Preventing Claim Denials
A common question is how to avoid denials when an unlisted code must be used. When filing claims with unlisted codes, keep in mind that an initial description for the unlisted procedure can be submitted electronically as part of Item 19 on the CMS-1500 claim form or electronic equivalent. The electronic equivalent for Item 19 on electronic media claim submissions, which hold up to 80 characters, should include a concise statement and description of the unlisted procedure code. If the description does not fit in Item 19, providers who submit paper claims should describe the services in an attachment. When filing claims for two or more procedures using the same unlisted CPT code, report the unlisted code only once.
Even when providing this level of detail, it may not be enough information for the insurance carrier to make a payment determination, possibly triggering a denial and a request for additional documentation. As noted, specific documentation supporting the selection of unlisted codes is crucial for payment justification.
Most payers have policies and procedures governing unlisted codes—be proactive in contacting them for this information. Requirements can differ from payer to payer, making it important to understand the differences before submitting claims. Specific instructions for reporting unlisted codes are available on payer websites.
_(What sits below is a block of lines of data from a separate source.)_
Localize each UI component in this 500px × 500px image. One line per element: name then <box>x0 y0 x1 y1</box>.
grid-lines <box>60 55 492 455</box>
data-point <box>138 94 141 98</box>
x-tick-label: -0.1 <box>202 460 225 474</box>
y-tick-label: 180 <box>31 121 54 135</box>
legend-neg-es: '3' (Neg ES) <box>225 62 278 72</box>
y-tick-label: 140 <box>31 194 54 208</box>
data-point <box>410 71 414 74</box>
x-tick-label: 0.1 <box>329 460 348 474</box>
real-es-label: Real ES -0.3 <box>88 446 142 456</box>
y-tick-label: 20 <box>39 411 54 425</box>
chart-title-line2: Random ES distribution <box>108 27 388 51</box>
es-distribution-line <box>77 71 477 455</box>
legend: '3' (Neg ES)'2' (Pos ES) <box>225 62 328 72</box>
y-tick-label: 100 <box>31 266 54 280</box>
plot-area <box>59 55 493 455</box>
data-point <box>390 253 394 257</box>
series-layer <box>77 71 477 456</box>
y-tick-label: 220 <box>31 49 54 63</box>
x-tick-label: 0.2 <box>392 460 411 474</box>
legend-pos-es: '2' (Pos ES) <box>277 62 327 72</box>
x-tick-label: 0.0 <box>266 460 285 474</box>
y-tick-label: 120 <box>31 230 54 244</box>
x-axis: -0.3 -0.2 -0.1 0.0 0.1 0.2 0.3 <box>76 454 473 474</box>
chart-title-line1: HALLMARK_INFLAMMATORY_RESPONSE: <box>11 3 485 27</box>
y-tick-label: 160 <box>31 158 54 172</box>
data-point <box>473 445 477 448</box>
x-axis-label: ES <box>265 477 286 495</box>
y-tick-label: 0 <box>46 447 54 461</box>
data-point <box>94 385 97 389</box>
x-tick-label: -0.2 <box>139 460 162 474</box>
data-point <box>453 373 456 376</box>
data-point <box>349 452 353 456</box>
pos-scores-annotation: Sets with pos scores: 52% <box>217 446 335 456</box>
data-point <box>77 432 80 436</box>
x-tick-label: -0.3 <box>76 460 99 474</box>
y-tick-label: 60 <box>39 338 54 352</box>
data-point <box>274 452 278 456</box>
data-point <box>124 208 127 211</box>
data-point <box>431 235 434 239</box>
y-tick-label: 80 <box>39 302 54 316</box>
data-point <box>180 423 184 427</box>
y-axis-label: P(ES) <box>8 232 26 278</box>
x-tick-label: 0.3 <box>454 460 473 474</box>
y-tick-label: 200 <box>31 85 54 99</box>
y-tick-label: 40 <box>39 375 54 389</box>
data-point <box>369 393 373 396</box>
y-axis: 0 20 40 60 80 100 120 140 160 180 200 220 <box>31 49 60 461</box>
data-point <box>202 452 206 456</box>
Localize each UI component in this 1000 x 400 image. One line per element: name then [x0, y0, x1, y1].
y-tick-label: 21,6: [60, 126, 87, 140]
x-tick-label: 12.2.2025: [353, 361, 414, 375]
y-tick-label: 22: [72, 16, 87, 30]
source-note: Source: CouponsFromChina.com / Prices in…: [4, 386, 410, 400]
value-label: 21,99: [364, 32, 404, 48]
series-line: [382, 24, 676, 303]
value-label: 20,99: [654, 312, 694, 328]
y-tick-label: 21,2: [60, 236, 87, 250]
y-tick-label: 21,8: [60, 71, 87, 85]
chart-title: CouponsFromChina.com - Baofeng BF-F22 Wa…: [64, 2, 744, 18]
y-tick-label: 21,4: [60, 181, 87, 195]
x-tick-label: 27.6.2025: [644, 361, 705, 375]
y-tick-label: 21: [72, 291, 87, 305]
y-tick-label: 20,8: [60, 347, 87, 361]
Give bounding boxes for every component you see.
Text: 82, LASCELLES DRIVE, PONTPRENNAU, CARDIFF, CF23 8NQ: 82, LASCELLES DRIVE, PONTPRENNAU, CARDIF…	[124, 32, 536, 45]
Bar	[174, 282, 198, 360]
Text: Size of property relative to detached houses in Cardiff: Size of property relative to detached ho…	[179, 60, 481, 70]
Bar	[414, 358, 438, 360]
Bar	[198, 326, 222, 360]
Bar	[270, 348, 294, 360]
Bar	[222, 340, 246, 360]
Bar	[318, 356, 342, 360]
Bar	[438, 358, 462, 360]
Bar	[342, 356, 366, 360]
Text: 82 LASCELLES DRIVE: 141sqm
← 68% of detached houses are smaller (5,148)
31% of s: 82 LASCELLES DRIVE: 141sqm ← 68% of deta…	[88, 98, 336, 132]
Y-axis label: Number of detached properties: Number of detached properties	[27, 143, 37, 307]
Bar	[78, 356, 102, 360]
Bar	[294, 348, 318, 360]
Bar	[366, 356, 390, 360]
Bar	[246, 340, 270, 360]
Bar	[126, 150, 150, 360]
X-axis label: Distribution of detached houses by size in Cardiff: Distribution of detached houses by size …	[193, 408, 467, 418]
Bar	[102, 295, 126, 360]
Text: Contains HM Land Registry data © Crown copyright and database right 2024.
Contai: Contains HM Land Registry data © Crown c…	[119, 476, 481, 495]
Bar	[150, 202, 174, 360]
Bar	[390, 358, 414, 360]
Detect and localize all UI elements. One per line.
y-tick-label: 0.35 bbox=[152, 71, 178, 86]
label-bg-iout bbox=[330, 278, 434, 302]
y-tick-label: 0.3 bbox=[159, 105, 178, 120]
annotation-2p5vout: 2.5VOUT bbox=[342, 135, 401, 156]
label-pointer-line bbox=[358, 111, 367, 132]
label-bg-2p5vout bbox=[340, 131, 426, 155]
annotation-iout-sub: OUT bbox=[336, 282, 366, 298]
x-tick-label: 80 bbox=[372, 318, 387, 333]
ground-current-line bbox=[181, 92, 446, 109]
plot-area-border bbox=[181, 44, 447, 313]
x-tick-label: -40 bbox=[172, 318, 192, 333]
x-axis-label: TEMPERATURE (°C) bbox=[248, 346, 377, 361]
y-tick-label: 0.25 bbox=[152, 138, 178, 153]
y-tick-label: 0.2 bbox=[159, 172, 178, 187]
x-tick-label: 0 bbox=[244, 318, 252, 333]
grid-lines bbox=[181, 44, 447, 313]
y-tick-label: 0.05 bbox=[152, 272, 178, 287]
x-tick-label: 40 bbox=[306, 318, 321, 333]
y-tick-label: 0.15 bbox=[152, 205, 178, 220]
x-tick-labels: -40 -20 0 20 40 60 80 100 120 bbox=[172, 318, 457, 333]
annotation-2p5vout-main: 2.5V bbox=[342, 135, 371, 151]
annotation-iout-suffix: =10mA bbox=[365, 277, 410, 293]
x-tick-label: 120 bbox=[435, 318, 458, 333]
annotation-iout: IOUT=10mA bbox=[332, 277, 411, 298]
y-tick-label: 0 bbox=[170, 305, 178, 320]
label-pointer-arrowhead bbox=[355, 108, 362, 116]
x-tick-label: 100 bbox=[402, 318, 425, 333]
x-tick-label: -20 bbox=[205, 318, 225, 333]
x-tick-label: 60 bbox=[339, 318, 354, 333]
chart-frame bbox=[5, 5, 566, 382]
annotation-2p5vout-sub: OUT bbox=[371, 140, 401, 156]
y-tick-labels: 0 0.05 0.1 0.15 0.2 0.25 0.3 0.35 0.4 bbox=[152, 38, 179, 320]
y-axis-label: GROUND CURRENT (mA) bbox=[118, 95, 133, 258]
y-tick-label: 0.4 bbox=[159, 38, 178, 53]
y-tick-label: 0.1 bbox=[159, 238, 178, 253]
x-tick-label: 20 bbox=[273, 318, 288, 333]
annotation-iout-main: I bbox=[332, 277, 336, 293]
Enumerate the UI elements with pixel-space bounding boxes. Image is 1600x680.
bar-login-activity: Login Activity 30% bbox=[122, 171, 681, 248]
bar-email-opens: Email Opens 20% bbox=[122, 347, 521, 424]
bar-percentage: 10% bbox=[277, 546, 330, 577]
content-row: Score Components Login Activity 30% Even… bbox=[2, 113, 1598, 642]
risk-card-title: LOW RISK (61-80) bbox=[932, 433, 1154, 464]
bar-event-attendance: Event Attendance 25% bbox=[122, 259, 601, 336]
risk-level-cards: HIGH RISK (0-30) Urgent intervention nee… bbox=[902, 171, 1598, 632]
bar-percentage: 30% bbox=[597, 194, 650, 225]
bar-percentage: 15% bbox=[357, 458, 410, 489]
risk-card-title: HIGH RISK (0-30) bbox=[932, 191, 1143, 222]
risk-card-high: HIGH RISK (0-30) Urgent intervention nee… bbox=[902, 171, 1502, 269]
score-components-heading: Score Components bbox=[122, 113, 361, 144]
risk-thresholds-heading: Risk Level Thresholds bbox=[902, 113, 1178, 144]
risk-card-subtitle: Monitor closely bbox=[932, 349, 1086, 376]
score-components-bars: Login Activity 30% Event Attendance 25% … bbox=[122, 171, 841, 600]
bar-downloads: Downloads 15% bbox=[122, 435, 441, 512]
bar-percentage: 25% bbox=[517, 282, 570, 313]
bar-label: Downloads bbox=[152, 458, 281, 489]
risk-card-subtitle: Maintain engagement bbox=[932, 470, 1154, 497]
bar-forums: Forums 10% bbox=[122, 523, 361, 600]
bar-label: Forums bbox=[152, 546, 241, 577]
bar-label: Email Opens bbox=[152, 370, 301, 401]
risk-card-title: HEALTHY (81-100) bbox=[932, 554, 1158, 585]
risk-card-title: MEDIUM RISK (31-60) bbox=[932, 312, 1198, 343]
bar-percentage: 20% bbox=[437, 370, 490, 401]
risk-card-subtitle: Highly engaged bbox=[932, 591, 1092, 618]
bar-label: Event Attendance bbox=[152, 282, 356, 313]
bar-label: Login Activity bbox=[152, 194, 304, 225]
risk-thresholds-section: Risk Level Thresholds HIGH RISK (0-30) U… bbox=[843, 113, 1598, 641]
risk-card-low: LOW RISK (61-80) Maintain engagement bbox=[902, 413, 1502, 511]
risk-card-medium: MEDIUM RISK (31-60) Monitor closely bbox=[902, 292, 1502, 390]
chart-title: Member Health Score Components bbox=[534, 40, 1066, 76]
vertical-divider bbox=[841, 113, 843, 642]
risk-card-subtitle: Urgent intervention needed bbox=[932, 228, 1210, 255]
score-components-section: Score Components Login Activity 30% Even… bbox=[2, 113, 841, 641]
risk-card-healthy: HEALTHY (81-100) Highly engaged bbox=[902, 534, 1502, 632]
However, avoid contacting an insurance carrier to “predetermine” whether an unlisted procedure will be covered. No determination can be made before the payer has had the opportunity to review the final claim and documentation after the procedure or service has been performed by the health care provider. Also, many payers will set dollar thresholds for reviewing claims with unlisted codes. If the claim is denied, be prepared to resubmit the claim along with supporting documentation for review. Note that Medicare will cover an unlisted CPT code provided the appropriate documentation has been submitted.
While unlisted CPT codes require additional documentation and careful review, they can be helpful in the right circumstances. Use them wisely—no modifier needed.
— Karla VonEschen, CPC, is an ambulatory coding analyst for 3M Health Information Systems.